Accordingly I would hold that where a federal court obtains the presence of a prisoner for pleading or trial by a writ of habeas corpus ad prosequendum issued pursuant to 28 U.S.C. § 2241(c)(5), Art. IV(e) of the Detainers Act has no application.

. I am aware of a line of decisions stemming from the Supreme Court’s decision in Ponzi v. Fessenden, 258 U.S. 254, 42 S.Ct. 309, 66 L.Ed. 607 (1922), expressing or implying the view that compliance with a writ of habeas corpus is a matter of comity. See, e. g., United States v. Oliver, 523 F.2d 253, 258 (2d Cir. 1975); Lunsford v. Hudspeth, 126 F.2d 653 (10th Cir. 1942); Nolan v. United States, 163 F.2d 768 (8th Cir. 1947); United States ex rel. Moses v. Kipp, 232 F.2d 147 (7th Cir. 1956); Crow v. United States, 323 F.2d 888 (8th Cir. 1963); Terlikowski v. United States, 379 F.2d 501 (8th Cir.), cert. denied, 389 U.S. 1008, 88 S.Ct. 569, 19 L.Ed.2d 604 (1967); McDonald v. Ciccone, 409 F.2d 28 (8th Cir. 1969); United States ex rel. Brown v. Malcolm, 350 F.Supp. 496, 499-50 n. 9 (E.D.N.Y.1972). None of these decisions, however, involved a refusal by a state to obey a federal writ. Nor do they discuss the question of whether the Supremacy Clause obligates a state to comply with a federal writ. In many of the cases the statements amount to dicta, since the issue was the prisoner’s standing to object to the writ.
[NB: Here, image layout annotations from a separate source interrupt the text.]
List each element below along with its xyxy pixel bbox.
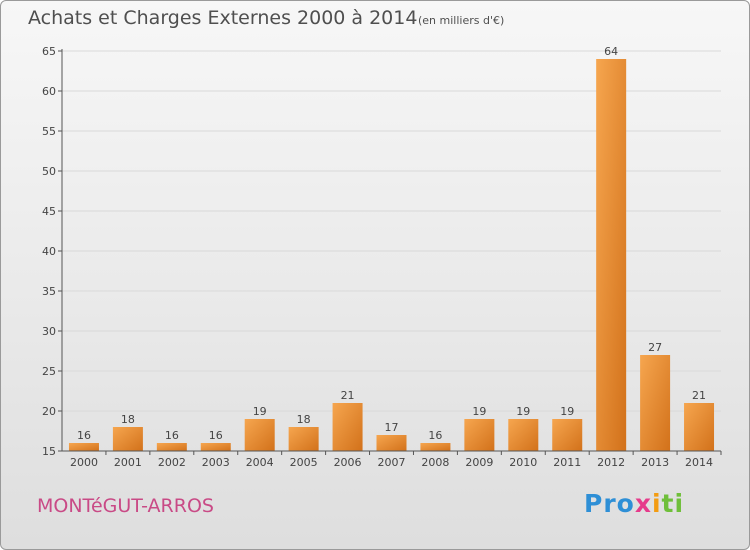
x-tick-label: 2013: [641, 456, 669, 469]
y-tick-label: 25: [42, 365, 56, 378]
logo-part: ti: [661, 489, 685, 518]
data-label: 19: [516, 405, 530, 418]
y-tick-label: 40: [42, 245, 56, 258]
data-label: 27: [648, 341, 662, 354]
bar: [112, 427, 143, 451]
bar: [332, 403, 363, 451]
data-label: 19: [472, 405, 486, 418]
y-tick-label: 60: [42, 85, 56, 98]
bar: [68, 443, 99, 451]
x-tick-label: 2007: [378, 456, 406, 469]
data-label: 64: [604, 45, 618, 58]
data-label: 18: [121, 413, 135, 426]
logo-part: x: [634, 489, 652, 518]
bar: [640, 355, 671, 451]
chart-title: Achats et Charges Externes 2000 à 2014: [28, 7, 418, 29]
x-tick-label: 2014: [685, 456, 713, 469]
bar: [552, 419, 583, 451]
data-label: 16: [165, 429, 179, 442]
bar: [156, 443, 187, 451]
data-label: 16: [209, 429, 223, 442]
x-tick-label: 2008: [421, 456, 449, 469]
data-label: 16: [77, 429, 91, 442]
x-tick-label: 2006: [334, 456, 362, 469]
y-tick-label: 35: [42, 285, 56, 298]
data-label: 21: [692, 389, 706, 402]
x-tick-label: 2000: [70, 456, 98, 469]
bar: [464, 419, 495, 451]
y-tick-label: 55: [42, 125, 56, 138]
data-label: 17: [385, 421, 399, 434]
x-tick-label: 2002: [158, 456, 186, 469]
bar: [596, 59, 627, 451]
bar: [508, 419, 539, 451]
bar: [420, 443, 451, 451]
bar: [376, 435, 407, 451]
bar: [244, 419, 275, 451]
x-tick-label: 2004: [246, 456, 274, 469]
data-label: 21: [341, 389, 355, 402]
bar: [684, 403, 715, 451]
bar: [288, 427, 319, 451]
x-tick-label: 2011: [553, 456, 581, 469]
y-tick-label: 15: [42, 445, 56, 458]
data-label: 19: [253, 405, 267, 418]
y-tick-label: 50: [42, 165, 56, 178]
logo-part: i: [651, 489, 662, 518]
bar: [200, 443, 231, 451]
x-tick-label: 2001: [114, 456, 142, 469]
data-label: 18: [297, 413, 311, 426]
data-label: 19: [560, 405, 574, 418]
x-tick-label: 2009: [465, 456, 493, 469]
y-tick-label: 30: [42, 325, 56, 338]
data-label: 16: [428, 429, 442, 442]
chart-unit: (en milliers d'€): [418, 14, 505, 27]
x-tick-label: 2005: [290, 456, 318, 469]
commune-name: MONTéGUT-ARROS: [37, 495, 214, 517]
y-tick-label: 65: [42, 45, 56, 58]
x-tick-label: 2010: [509, 456, 537, 469]
y-tick-label: 20: [42, 405, 56, 418]
proxiti-logo: Proxiti: [584, 489, 684, 518]
y-tick-label: 45: [42, 205, 56, 218]
logo-part: Pro: [584, 489, 635, 518]
x-tick-label: 2003: [202, 456, 230, 469]
x-tick-label: 2012: [597, 456, 625, 469]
For these reasons I do not find any inconsistency between these decisions, which recognize the role of comity in securing federal-state cooperation, and a case requiring application of the Supremacy Clause where comity might fail. This issue did not exist in Ponzi for the reason that it involved a state rather than a federal writ and the question was whether the state had jurisdiction to try a prisoner who had been turned over by federal authorities as a matter of comity.